2. Affinity Blotting

Proteins can be fractionated by SDS-PAGE, and identified by their ability to bind a peptide, protein, or ligand.

1. SDS-PAGE will inactivate most proteins and separate subunits of a complex. However, during the blotting procedure, proteins are recovered by removing denaturants. Another option is to fraction the proteins by a nondenaturing gel system to retain the biological activity.
2. The protein of interest can then be radioactively labeled, or biotinylated to probe gel strip or a nitrocellulose membrane after gel transfer. This assay is not quantitative.

3. Immunoprecipitation

One of the most commonly used methods for verification of protein-protein interactions is Co-immunoprecipitation (Co-IP). The first step is to generate the cell lysates. Then an antibody is added. The antigen is precipitated and washed. The final bound complexes are analyzed.

1. Bait complexes are captured from cell lysate using a specific antibody. It is better to use monoclonal antibody for the precipitation. This is to confirm that the contaminating antibody does not precipitate the coprecipitated protein. Polyclonal antibodies are usually preadsorbed against extracts to remove contaminants.

LifeTein's peptide antibody service uses peptide affinity purification steps to remove non-specific antibodies. The antisera are usually made by coupling of the peptide to the KLH carrier protein. Our peptide affinity purified antibodies remove antibody against the carrier KLH protein.

Usually, highly specific antibodies are required for Co-IP. However, an antibody directed against the tag (instead of against the bait protein) can then be used if cells transfected with a plasmid encoding a tagged bait protein. The epitope-tagged proteins can often be eluted by incubation with competing peptides. This specific elution often reduces the amount of contaminating proteins in the eluate.

2. The complex is then immobilized to protein A or protein G sepharose beads.
3. After washing steps, the antibody, the bait, and proteins interacted with bait are eluted from the beads.
4. The bound proteins can then be identified by Mass Spec or by immunoblotting.

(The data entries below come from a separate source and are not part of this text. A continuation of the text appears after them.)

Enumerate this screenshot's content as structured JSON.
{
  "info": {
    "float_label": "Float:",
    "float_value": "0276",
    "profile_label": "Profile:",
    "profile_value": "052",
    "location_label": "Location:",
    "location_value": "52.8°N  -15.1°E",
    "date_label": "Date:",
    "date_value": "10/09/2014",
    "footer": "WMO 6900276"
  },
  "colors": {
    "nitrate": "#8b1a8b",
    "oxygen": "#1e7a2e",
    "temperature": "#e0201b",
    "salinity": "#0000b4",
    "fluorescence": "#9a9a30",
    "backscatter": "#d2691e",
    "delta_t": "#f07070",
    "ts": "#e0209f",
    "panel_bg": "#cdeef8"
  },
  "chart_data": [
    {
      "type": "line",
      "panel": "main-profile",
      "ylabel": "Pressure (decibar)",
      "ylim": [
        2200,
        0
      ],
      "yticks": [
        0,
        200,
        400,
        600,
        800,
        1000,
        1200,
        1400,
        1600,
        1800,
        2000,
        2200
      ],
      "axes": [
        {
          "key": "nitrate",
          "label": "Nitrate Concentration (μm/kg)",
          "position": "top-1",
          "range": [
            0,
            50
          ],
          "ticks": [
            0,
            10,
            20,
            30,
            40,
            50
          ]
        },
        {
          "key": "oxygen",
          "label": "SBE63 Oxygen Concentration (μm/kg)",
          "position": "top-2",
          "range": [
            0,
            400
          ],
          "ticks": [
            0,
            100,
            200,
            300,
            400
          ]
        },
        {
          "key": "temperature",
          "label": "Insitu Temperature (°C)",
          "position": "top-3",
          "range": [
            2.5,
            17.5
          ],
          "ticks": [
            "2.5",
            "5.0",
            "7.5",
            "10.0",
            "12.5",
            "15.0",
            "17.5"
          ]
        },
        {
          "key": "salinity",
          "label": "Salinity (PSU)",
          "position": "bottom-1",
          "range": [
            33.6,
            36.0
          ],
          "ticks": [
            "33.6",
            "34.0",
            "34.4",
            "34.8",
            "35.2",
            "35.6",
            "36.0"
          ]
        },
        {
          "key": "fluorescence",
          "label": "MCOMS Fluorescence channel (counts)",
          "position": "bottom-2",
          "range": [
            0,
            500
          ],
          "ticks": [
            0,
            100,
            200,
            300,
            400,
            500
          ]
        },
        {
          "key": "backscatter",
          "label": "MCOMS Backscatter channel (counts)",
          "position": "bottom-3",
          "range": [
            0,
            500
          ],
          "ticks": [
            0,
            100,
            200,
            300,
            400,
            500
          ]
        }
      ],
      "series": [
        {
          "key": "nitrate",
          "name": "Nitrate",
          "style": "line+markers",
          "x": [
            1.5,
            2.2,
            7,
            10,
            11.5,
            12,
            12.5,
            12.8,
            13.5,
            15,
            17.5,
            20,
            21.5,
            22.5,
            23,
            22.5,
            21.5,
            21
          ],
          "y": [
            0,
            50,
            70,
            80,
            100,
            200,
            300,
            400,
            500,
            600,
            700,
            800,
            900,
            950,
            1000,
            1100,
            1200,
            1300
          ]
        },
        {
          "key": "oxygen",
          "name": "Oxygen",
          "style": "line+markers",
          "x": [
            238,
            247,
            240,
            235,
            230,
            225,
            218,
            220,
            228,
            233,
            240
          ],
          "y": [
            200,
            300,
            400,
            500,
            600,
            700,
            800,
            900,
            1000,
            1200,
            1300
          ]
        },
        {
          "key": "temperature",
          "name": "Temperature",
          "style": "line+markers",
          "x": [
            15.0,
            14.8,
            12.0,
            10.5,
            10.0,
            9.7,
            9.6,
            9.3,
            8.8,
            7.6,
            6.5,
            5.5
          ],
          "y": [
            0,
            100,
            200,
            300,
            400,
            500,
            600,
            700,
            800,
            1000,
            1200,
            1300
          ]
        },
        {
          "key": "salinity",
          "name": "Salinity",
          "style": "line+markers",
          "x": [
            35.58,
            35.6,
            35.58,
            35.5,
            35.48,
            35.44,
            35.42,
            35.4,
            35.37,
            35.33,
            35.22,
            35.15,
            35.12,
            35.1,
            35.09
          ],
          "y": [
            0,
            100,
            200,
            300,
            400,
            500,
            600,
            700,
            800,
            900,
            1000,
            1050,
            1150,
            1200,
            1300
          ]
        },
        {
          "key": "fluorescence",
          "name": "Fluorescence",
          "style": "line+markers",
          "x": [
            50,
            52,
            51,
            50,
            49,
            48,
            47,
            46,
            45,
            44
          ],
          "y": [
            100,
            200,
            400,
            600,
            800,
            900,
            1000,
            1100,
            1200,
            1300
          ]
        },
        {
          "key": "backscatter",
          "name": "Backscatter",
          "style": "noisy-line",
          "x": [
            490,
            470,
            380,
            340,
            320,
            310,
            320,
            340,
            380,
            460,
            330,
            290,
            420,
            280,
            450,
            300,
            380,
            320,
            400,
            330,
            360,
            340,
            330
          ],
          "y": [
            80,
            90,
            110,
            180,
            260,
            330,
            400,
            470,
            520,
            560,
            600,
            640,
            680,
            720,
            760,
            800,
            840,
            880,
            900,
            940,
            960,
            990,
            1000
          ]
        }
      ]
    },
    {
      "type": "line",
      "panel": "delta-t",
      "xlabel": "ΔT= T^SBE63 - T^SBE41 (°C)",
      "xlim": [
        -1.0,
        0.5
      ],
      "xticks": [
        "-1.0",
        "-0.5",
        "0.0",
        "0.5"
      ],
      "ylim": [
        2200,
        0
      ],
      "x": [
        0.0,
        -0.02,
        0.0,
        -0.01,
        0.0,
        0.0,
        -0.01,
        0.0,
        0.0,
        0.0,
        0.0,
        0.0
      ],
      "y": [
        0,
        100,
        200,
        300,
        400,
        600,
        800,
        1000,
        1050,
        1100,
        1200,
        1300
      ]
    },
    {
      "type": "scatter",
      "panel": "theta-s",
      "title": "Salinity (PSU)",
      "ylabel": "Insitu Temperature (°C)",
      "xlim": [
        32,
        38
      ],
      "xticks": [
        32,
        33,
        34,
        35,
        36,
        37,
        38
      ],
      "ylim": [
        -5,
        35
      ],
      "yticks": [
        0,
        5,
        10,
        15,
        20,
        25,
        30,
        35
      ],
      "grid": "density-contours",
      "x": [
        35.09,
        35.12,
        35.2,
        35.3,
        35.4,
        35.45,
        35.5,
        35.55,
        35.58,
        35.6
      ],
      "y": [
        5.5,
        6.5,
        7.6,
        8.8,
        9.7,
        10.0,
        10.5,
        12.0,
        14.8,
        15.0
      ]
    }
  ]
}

Performing a coimmunoprecipitating reaction and identifying physiological protein-protein interactions have many advantages. The proteins are at their natural state of posttranslational modification, so the protein-protein interactions are genuine. However, the coimmunoprecipitating can be difficult and generate significant background. This is because of the nature of the indirect interactions, nonspecific binding and antibody contamination that may mask detection. It is therefore important to conduct parallel negative controls, deliberately add an excess of the antigen, or covalently crosslink the proteins before immunoprecipitation.

Co-IP Optimization

• Use non-denaturing lysis buffers with low ionic strength (i.e., <100mM NaCl) that contain non-ionic detergents (NP-40 or Triton X-100). The most effective, nondenaturing elution buffer for protein affinity purification methods is 0.1 M glycine at pH 2.5 to 3. The low pH condition dissociates most antibody-antigen interactions, or antibody-Protein A/G interaction.
• Sonication or vortexing should be avoided. The samples should be handled gently in order not to disrupt the bound target complex.
• Wash the immune complexes thoroughly to avoid high background. Preclear the lysates to remove reactive contaminants. Incubating the sample with a nonspecific antibody is an excellent way to reduce the background noise.
• The light chain (25kDa) and heavy chains (50kDa) of the co-elugted antibody can confuse the results. Be sure to elute the antigen under non-denaturing conditions. Crosslinking antibody to Protein A/G-coated beads is effective to prevent antibody contamination.

4. Cross-Linking

Membrane-permeable cross-linking reagents are used in vivo. The excess amino groups can inhibit cross-linking. In addition, the cross-linked protein can be released from the immune complex by cleavage of the crosslink with DTT. After the cross-linking, immunoprecipitation of the ligand protein is performed. Peptides or proteins can be labeled before cross-linking. This method will give a clean result.